If you should book this: my practical take
Book it if you want the best of both worlds in one stop: a guided walk through the inside of the stadium plus a self-guided, multimedia museum that tells the club’s story in Black and White. The format works well for time-conscious travelers: you get key spaces in the stadium and then you can spend museum time without anyone steering your pace.
Skip or adjust your expectations if you’re a person who wants deep narration from start to finish. The museum is self-guided, and the stadium tour can feel short, so plan to treat this as a highlights-and-access experience rather than a long, detailed, conversation-heavy tour.
FAQ
FAQ
Is a live guide included for the Juventus Museum?
No.

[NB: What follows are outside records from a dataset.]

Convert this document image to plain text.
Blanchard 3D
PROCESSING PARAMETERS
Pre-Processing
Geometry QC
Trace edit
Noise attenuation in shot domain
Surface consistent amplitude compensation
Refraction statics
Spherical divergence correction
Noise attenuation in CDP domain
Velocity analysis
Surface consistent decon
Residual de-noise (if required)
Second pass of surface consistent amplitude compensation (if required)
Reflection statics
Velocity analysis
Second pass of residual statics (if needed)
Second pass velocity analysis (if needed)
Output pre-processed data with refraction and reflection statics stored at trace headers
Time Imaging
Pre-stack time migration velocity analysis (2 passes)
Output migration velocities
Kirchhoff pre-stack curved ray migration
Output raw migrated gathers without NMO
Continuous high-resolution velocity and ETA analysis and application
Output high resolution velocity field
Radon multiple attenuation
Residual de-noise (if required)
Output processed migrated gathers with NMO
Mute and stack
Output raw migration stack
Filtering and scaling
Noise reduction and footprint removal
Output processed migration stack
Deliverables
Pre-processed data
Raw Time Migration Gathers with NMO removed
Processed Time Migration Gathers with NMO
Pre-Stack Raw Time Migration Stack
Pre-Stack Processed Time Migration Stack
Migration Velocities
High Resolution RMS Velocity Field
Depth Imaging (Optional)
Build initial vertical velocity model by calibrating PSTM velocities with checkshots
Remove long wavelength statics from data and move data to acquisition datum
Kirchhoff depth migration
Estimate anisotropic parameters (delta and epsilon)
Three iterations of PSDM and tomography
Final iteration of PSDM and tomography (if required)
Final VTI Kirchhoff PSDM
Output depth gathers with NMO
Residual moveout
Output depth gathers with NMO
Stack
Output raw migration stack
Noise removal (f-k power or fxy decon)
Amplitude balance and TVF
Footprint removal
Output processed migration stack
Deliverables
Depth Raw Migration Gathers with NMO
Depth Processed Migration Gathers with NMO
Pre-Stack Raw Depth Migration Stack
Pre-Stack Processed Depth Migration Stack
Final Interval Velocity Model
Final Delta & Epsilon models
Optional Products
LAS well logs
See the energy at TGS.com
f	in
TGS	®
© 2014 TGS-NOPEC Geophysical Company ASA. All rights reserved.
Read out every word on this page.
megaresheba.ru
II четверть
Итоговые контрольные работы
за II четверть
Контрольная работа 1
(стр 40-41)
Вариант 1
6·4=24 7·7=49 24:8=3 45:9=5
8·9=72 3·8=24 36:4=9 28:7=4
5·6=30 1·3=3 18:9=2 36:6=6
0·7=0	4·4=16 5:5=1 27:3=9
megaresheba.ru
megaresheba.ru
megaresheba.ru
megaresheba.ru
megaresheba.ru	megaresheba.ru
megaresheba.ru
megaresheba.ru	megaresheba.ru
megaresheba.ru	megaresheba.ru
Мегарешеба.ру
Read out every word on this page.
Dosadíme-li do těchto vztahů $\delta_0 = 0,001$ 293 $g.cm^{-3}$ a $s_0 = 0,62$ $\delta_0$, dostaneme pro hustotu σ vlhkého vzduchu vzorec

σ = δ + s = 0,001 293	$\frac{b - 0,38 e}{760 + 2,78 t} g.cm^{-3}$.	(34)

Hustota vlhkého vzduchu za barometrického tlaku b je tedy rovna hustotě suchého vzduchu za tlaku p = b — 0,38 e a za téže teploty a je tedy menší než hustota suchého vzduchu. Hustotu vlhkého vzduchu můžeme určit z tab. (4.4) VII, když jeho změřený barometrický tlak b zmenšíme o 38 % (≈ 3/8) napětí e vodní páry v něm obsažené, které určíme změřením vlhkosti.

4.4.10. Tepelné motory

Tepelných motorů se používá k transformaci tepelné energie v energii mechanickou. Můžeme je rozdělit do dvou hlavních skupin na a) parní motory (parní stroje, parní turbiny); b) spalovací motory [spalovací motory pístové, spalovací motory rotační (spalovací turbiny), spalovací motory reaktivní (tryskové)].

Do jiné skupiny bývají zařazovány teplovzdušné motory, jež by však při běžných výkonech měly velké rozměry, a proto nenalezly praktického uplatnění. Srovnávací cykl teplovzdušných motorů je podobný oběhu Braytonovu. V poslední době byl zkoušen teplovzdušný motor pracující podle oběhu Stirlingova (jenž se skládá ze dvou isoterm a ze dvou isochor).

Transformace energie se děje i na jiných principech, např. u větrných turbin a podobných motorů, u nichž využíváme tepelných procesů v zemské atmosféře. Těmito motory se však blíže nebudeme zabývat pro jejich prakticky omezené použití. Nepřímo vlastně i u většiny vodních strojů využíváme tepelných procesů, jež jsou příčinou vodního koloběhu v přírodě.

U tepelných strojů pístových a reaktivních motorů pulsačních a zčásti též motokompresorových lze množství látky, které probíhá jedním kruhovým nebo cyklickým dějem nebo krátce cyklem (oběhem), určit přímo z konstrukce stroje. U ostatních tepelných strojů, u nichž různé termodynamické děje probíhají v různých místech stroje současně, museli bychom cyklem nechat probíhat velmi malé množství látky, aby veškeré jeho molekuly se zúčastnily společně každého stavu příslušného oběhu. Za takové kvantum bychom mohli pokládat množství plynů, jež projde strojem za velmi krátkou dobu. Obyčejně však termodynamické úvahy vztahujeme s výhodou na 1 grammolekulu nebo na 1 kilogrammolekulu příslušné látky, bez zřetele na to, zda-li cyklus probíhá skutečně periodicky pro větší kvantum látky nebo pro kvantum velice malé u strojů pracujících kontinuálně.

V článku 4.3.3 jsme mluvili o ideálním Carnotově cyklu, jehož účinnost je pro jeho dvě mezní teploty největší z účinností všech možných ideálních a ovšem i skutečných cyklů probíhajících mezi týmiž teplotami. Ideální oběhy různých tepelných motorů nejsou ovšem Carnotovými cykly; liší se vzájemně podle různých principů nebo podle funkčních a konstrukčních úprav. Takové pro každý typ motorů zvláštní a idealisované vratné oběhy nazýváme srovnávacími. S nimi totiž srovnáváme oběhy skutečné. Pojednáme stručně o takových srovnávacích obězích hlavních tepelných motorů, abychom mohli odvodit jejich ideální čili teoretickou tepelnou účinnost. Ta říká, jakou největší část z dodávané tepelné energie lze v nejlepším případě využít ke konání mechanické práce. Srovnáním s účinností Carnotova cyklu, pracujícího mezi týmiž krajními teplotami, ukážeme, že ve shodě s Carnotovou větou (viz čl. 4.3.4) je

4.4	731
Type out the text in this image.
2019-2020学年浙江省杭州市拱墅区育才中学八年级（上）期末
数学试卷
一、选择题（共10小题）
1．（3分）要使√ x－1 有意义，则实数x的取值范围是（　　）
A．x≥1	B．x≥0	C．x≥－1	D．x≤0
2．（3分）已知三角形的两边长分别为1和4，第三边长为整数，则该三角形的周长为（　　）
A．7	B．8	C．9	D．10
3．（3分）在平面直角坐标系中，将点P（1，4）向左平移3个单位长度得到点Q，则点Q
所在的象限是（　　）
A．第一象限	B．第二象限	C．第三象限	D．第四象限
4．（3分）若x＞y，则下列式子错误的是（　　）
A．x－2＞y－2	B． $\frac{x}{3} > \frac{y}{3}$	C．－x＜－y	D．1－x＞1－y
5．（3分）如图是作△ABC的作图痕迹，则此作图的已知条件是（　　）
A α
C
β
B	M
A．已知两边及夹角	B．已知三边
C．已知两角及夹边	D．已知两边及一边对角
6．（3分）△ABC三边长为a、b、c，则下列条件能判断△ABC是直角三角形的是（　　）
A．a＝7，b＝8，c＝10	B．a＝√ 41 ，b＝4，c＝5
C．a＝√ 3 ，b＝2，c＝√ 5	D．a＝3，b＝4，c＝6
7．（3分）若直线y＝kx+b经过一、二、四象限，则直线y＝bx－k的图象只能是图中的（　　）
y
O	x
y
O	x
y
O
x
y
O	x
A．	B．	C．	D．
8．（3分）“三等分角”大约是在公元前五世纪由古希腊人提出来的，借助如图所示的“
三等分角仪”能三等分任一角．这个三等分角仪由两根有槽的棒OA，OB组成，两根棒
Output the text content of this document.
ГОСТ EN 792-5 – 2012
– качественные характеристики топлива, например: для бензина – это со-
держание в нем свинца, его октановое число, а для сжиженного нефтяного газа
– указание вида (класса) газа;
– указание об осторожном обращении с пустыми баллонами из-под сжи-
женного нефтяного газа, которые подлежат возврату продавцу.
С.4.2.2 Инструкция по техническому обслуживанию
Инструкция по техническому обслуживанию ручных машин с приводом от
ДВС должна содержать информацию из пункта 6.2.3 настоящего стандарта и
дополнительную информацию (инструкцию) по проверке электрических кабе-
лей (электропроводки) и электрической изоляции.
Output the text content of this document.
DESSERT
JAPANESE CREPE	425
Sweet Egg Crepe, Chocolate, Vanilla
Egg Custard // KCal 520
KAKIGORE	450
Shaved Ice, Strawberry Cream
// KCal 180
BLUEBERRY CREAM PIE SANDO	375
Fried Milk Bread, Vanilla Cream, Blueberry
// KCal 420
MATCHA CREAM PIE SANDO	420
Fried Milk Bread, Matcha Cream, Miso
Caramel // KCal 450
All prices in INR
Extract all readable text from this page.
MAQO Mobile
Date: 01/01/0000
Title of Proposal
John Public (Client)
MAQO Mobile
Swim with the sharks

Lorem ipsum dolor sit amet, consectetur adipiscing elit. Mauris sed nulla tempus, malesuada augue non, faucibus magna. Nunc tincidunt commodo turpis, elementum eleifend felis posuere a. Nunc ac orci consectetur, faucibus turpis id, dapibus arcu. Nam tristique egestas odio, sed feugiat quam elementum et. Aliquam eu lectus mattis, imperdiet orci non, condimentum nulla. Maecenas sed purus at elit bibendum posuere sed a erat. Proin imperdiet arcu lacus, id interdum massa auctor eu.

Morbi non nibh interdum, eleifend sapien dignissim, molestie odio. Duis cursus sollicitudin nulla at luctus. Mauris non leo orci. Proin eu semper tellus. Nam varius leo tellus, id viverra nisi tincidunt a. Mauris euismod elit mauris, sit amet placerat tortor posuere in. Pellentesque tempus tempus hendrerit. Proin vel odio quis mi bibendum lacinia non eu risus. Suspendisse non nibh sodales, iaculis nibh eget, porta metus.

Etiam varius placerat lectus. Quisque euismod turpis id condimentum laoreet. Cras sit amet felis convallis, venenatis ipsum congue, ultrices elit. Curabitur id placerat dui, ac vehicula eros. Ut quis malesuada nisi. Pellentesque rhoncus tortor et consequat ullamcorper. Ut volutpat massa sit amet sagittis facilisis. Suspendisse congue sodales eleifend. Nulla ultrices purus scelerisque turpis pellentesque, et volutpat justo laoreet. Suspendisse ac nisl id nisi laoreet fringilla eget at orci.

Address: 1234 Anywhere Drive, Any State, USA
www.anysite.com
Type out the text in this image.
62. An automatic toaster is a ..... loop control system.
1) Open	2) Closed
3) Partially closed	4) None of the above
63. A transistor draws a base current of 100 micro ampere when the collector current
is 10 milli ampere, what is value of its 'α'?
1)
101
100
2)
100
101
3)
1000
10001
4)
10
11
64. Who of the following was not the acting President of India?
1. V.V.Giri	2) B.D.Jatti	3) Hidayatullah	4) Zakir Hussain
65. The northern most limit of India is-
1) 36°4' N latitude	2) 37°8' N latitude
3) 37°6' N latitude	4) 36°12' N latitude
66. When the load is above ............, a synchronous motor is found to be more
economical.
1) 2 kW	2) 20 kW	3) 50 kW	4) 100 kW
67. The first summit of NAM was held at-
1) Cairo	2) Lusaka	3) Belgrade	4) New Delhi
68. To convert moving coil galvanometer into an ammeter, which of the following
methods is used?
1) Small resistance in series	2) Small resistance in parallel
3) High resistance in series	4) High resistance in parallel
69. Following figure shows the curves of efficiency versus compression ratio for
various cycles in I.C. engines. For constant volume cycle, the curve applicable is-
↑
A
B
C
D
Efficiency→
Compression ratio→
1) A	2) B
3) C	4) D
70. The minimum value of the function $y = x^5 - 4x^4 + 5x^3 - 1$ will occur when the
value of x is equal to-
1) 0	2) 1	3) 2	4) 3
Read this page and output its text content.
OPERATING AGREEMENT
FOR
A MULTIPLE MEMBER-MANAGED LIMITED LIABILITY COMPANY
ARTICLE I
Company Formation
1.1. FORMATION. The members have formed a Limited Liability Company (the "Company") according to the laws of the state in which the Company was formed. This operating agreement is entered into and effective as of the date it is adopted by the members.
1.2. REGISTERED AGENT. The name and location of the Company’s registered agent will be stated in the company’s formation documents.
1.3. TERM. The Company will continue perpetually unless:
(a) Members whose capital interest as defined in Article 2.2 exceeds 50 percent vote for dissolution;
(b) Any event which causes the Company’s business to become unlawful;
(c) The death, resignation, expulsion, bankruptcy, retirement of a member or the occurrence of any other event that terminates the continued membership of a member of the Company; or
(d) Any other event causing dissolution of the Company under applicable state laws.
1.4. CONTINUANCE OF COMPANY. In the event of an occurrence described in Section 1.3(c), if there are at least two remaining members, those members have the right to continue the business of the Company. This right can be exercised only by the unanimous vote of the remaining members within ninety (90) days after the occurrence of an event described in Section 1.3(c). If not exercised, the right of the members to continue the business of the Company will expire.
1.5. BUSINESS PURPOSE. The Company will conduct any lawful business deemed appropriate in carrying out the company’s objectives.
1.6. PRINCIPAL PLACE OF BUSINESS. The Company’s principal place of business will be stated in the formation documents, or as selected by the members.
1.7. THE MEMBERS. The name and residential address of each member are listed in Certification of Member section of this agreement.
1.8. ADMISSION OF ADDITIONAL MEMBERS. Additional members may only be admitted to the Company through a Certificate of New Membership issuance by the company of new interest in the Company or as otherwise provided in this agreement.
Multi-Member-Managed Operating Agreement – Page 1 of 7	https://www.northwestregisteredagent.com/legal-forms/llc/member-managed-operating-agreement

Your ticket includes a live guide for the stadium tour only. The Juventus Museum visit is included as a self-guided visit during opening hours.
What language is the live guide?
The live guide provided for the stadium tour speaks Italian.
Are there audio guides for the museum?
Yes. An audio guide service is available on the spot for €5.00, with languages listed as Italian, English, French, German, and Spanish.
Where do I meet for the tour?
Meet at the entrance and look for the Juventus Museum sign.
What are the Juventus Museum opening hours?
Mon, Wed, Thu, Fri: 10:30–18:00. Sat, Sun: 10:30–19:30.
How long is the full experience?
The total duration is listed as 2 hours, with you selecting a scheduled starting time for the stadium tour.